Ask HN: Local CJK/Latin entity extraction without shipping a model?

2 pointszphou15h ago0 comments

I am building a local-first Mac writing app, and I am stuck on the story-memory layer.

The problem: given a long fiction manuscript, I need to extract characters, aliases, relationships, locations, timeline facts, and unresolved plot facts. It has to work reasonably well across CJK and Latin-script text. For example, Chinese/Japanese/Korean names do not tokenize like English names, aliases may be implicit, and the same character can appear under several surface forms across chapters.

I do not want to ship a huge local model just to do this. The app should work locally on normal Macs, and the extraction/indexing layer needs to be fast enough to run repeatedly as the manuscript changes.
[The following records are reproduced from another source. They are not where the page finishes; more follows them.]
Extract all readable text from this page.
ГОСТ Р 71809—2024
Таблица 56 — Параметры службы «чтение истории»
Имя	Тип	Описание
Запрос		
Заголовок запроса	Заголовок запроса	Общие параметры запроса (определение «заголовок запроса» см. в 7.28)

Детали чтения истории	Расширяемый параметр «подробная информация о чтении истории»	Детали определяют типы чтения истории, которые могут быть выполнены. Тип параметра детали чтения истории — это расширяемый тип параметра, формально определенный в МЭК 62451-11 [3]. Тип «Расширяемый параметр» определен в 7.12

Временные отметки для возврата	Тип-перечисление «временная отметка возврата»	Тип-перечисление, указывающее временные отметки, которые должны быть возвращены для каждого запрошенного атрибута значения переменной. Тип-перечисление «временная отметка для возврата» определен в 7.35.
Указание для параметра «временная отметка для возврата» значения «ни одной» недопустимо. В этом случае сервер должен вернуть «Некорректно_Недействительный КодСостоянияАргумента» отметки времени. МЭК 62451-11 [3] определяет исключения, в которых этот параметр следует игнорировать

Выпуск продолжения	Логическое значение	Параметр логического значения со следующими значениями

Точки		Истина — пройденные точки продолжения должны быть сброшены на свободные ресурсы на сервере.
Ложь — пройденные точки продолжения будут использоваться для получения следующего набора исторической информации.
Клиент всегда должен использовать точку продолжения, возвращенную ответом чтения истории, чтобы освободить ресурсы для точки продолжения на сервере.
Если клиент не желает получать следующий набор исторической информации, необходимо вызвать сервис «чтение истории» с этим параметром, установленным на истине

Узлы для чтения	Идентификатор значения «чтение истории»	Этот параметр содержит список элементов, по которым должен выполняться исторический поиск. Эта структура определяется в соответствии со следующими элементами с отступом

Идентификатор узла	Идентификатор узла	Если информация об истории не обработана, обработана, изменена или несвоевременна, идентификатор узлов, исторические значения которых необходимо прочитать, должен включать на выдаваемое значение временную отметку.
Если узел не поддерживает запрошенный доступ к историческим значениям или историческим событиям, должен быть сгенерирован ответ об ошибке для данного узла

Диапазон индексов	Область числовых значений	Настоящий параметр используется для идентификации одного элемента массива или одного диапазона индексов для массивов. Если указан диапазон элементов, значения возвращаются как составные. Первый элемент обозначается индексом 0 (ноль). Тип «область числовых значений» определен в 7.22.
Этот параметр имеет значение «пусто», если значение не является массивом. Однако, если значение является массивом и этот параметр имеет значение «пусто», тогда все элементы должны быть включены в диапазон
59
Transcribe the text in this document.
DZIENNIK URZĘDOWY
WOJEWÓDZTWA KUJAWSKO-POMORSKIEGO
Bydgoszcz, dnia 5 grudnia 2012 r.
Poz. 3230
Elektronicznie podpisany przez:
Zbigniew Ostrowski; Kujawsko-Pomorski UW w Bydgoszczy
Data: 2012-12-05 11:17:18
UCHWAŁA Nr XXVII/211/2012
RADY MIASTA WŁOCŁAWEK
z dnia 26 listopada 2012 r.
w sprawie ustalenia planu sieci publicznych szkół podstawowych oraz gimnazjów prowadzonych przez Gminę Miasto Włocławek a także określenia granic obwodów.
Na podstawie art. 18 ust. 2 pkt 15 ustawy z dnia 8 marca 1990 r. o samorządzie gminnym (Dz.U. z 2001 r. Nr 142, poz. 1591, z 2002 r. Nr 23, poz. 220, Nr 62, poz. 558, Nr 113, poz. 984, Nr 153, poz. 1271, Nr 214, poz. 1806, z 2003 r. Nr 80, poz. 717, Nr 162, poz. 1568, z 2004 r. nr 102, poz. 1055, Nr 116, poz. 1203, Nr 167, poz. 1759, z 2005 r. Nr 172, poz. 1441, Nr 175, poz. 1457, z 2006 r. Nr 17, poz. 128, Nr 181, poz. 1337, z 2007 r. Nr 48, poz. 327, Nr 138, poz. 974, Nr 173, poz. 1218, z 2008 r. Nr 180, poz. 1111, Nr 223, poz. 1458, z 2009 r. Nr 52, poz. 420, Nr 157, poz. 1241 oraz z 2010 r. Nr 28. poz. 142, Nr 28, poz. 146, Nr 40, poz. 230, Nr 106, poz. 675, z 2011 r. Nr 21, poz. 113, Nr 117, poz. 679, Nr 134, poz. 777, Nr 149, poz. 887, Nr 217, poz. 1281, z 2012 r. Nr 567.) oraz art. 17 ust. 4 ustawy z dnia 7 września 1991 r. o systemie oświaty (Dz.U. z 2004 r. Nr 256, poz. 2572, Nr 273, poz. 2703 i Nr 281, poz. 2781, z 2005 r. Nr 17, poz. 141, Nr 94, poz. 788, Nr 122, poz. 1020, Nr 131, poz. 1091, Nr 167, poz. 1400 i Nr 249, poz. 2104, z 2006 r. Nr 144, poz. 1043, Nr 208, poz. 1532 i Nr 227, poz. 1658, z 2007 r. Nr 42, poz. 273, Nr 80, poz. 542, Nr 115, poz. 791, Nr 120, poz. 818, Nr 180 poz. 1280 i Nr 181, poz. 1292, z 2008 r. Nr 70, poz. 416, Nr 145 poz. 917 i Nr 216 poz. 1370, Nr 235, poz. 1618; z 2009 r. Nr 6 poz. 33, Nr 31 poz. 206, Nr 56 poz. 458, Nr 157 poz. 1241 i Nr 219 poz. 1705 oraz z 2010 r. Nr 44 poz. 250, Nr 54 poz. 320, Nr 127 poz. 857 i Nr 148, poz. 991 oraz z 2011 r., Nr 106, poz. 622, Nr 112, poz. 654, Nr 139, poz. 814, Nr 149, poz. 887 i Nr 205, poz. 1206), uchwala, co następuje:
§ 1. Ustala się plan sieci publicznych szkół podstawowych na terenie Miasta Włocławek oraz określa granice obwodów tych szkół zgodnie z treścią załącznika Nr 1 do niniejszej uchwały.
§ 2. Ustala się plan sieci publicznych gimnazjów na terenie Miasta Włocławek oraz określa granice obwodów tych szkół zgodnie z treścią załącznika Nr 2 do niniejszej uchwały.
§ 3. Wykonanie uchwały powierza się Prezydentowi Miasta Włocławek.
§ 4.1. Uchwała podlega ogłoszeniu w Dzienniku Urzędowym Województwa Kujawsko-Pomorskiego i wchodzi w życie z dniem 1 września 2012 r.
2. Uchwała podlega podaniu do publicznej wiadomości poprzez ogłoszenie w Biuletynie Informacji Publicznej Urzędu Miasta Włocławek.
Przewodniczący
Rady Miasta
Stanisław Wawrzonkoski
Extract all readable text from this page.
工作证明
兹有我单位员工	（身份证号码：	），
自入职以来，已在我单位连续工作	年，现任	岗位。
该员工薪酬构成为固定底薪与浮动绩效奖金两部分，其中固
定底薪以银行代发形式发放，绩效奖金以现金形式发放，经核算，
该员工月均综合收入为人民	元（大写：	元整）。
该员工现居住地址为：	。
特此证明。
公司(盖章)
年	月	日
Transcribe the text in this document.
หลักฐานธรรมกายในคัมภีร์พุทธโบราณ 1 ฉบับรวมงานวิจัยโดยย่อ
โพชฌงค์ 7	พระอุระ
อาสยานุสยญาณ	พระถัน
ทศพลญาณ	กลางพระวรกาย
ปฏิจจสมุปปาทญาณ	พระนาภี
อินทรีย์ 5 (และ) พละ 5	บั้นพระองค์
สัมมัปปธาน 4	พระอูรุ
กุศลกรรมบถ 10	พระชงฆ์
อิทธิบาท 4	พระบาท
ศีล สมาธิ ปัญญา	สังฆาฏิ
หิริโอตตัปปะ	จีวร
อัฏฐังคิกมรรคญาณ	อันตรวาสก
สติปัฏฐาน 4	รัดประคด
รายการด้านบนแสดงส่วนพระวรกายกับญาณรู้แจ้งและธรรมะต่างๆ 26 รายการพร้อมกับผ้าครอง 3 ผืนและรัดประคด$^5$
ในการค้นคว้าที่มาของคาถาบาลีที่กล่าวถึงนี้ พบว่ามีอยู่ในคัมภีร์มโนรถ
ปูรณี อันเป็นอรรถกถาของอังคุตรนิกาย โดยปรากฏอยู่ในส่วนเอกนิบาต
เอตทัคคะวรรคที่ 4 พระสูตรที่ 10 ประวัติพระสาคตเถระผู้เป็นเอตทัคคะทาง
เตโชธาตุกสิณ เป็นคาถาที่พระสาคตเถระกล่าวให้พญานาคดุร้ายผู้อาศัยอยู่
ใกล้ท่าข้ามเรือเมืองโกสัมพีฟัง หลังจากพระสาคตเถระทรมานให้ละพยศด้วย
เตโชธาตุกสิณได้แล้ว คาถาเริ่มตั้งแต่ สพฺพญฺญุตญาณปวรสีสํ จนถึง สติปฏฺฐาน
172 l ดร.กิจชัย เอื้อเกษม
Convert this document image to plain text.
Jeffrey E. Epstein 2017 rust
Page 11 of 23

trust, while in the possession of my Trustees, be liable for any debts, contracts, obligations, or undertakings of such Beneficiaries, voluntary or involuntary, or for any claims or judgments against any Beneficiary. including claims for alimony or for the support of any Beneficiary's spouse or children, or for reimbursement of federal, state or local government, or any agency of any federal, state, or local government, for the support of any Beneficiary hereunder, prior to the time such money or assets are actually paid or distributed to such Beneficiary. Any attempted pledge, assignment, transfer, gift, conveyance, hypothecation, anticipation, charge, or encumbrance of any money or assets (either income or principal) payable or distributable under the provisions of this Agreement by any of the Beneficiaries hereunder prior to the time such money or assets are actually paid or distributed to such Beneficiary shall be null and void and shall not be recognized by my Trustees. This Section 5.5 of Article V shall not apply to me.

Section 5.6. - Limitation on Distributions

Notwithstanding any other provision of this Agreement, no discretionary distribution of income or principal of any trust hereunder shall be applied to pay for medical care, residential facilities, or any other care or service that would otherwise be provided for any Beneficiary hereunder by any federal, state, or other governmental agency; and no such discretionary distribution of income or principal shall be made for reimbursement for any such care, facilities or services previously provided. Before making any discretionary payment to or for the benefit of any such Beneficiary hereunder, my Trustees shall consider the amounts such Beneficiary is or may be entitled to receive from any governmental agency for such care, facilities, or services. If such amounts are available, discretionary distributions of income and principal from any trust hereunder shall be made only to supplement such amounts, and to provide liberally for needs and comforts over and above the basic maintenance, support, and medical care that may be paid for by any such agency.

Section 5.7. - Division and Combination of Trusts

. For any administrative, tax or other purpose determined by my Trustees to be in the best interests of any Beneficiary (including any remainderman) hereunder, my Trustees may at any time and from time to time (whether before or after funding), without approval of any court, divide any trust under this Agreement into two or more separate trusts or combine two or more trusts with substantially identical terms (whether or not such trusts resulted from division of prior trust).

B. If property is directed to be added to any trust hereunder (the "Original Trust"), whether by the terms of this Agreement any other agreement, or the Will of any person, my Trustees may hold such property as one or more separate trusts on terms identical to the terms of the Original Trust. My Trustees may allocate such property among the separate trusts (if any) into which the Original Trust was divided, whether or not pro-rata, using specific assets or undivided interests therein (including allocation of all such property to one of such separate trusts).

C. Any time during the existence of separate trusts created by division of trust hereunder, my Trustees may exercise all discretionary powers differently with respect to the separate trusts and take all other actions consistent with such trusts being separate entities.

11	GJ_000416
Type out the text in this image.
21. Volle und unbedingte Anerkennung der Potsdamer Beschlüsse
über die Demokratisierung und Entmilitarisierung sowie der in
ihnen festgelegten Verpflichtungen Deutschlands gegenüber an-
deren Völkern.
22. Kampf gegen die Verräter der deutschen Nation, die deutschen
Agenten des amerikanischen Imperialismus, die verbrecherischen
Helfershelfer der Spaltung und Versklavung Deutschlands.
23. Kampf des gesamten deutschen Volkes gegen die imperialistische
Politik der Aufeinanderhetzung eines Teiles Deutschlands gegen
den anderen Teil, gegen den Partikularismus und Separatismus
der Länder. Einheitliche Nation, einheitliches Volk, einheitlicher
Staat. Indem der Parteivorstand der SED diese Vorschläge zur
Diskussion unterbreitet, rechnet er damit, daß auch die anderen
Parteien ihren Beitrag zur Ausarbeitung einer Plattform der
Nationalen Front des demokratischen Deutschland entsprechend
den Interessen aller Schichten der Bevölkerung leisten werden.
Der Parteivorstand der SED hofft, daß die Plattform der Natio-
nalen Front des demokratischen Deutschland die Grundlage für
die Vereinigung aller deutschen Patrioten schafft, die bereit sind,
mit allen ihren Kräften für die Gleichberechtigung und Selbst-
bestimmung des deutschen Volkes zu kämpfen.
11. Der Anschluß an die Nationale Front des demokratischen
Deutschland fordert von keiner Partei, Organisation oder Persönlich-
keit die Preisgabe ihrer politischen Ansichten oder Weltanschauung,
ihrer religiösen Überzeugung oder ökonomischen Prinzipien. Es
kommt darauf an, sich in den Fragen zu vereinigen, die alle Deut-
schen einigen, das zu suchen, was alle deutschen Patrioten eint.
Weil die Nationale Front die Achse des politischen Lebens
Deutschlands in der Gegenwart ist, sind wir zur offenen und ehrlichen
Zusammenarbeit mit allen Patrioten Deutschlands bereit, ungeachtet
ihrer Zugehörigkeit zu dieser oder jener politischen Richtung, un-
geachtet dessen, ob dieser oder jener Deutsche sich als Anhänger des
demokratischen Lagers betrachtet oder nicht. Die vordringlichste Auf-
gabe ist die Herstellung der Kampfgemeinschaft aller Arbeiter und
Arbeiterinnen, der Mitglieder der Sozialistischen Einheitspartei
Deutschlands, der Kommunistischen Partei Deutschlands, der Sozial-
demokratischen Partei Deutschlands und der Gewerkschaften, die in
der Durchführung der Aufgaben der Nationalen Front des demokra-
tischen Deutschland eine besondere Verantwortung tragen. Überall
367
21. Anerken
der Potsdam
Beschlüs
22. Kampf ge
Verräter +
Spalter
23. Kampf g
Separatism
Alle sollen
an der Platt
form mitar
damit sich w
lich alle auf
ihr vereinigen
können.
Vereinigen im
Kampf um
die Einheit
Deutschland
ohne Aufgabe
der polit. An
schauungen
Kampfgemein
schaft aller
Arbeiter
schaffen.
What I am trying to figure out:

- practical local NER/entity-linking options for CJK + Latin text - whether a hybrid rule-based + embeddings approach is realistic - how to store weak candidate facts before they are confirmed - how to link extracted facts back to exact manuscript evidence - how to avoid one bad extraction polluting future semantic search - whether anyone has had success with small local models, SQLite FTS, vector indexes, or graph-style memory for this kind of problem

Has anyone built something like this? What worked, and what was a dead end?

0 comments

No comments yet.